I generated a cuda code with TVM, and measured the operation time by time_evaluator. The result is much faster than the cuda code generated by tvm merged into tensorflow.
Is this phenomenon normal ??
I generated a cuda code with TVM, and measured the operation time by time_evaluator. The result is much faster than the cuda code generated by tvm merged into tensorflow.
Is this phenomenon normal ??
How do you integrate tvm generated code into tensorflow? How do you measure it?
In time_evaluator, the only difference is that we skip the first warm up run.
I think you can try nvprof also. In my test, the results of time_evaluator(number=400) are very close to nvprof.
the code generated as follows:
extern “C” global void minmt_batch_matmul_10_1_4096_1024_kernel0( float* restrict A, float* restrict B, float* restrict C) {
float C_local[1];
C_local[0] = 0.000000e+00f;
for (int k = 0; k < 4096; ++k) {
C_local[0] = (C_local[0] + (A[((((int)threadIdx.y) * 4096) + k)] * B[(((((int)blockIdx.x) * 8) + ((int)threadIdx.x)) + (k * 1024))]));
}
C[(((((int)blockIdx.x) * 8) + (((int)threadIdx.y) * 1024)) + ((int)threadIdx.x))] = C_local[0];
}
I created a new op and call this cuda code. and than I run the new op in tensorflow, also with the first run skiped. But the speed in tensorflow is much slower the the tvm shows.
But the
I think tensorflow has large overhead from other parts. You cannot test it directly.
You can use nvprof to show single kernel time cost.
Can you show some examples about other paths in tensorflow?
Do you measure it by a python for loop? Can you post your code for measurement?
If it is the case, and you only measure a single operator. Then the other overhead includes copying memory from cpu to gpu, building the graph, etc
A = tf.Variable(tf.random_normal(shape=[1,16,1,64], mean=0, stddev=1), name=‘A’)
B = tf.Variable(tf.random_normal(shape=[1,16,1,64], mean=0, stddev=1), name=‘B’)
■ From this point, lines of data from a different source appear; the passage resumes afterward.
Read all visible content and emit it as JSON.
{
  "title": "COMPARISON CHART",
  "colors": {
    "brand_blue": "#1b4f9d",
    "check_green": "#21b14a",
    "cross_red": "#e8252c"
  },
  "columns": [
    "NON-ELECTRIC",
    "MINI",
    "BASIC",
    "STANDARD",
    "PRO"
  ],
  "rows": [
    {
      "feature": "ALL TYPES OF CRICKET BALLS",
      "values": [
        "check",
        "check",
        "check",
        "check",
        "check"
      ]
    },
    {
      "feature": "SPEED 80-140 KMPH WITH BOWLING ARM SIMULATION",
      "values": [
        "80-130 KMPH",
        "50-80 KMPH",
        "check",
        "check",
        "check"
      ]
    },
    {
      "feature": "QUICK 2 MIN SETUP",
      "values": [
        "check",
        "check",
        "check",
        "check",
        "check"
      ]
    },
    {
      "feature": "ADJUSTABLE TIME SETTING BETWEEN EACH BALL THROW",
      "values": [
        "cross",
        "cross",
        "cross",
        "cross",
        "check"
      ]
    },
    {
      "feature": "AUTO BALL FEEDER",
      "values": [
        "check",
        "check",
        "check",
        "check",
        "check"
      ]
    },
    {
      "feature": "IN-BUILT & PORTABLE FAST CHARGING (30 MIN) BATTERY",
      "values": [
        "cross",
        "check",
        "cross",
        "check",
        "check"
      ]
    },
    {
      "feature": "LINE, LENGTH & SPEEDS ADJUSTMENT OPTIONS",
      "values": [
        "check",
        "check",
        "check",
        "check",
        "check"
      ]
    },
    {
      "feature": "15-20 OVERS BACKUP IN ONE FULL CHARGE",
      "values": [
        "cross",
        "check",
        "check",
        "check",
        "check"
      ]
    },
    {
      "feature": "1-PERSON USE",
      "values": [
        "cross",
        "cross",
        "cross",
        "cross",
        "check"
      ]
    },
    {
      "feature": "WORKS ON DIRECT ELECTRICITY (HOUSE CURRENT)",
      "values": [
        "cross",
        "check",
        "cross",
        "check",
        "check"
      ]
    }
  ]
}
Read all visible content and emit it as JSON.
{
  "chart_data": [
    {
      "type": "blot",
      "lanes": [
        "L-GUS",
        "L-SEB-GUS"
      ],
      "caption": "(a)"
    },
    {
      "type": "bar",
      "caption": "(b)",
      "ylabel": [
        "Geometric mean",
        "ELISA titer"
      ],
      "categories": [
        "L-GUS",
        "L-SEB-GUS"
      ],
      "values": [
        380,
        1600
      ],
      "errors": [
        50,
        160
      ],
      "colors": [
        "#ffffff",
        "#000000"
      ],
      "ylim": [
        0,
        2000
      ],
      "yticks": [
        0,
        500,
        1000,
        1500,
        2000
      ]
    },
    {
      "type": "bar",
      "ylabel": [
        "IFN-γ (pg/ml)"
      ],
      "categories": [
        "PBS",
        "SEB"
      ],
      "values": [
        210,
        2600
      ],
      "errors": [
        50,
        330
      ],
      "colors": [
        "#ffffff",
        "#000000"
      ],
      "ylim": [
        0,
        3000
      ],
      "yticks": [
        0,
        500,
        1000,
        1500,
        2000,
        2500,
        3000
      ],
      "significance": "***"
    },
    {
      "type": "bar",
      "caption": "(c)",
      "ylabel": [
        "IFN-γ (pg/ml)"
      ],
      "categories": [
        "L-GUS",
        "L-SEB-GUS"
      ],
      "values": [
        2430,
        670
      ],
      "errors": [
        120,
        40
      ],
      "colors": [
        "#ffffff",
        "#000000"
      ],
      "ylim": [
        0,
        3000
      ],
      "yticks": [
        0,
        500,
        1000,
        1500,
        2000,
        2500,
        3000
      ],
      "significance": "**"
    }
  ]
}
C = tf.matmul(A,B, transpose_b=True )
tf.global_variables_initializer()
with tf.Session() as sess:
sess.run(tf.global_variables_initializer())
results = sess.run(C)
start = time.time()
for i in range(1000):
results = sess.run(C)
end = time.time()
print 'cost time:%fus' % ((end-start)*1000)
I run the code with the first run skiped.
You should use
nvprof python your_tvm_script.py
nvprof python your_tensorflow_script.py
Then nvprof will tell you the execution time of a single kernel without other overhead
ok, I will try. I reference this post https://www.leiphone.com/news/201803/gHG5G6cCXBrzxjlu.html to speed up our transformer inference.
Do you mean the time measured by tvm.time_evaluaor() is only the kernel time without any other overhead?
Almost. With some negligible overhead like shape check, dtype check. Did you try nvprof?
Yes, I have tried, only the kernel time measured by nvprof looks the same as the time measured by tvm.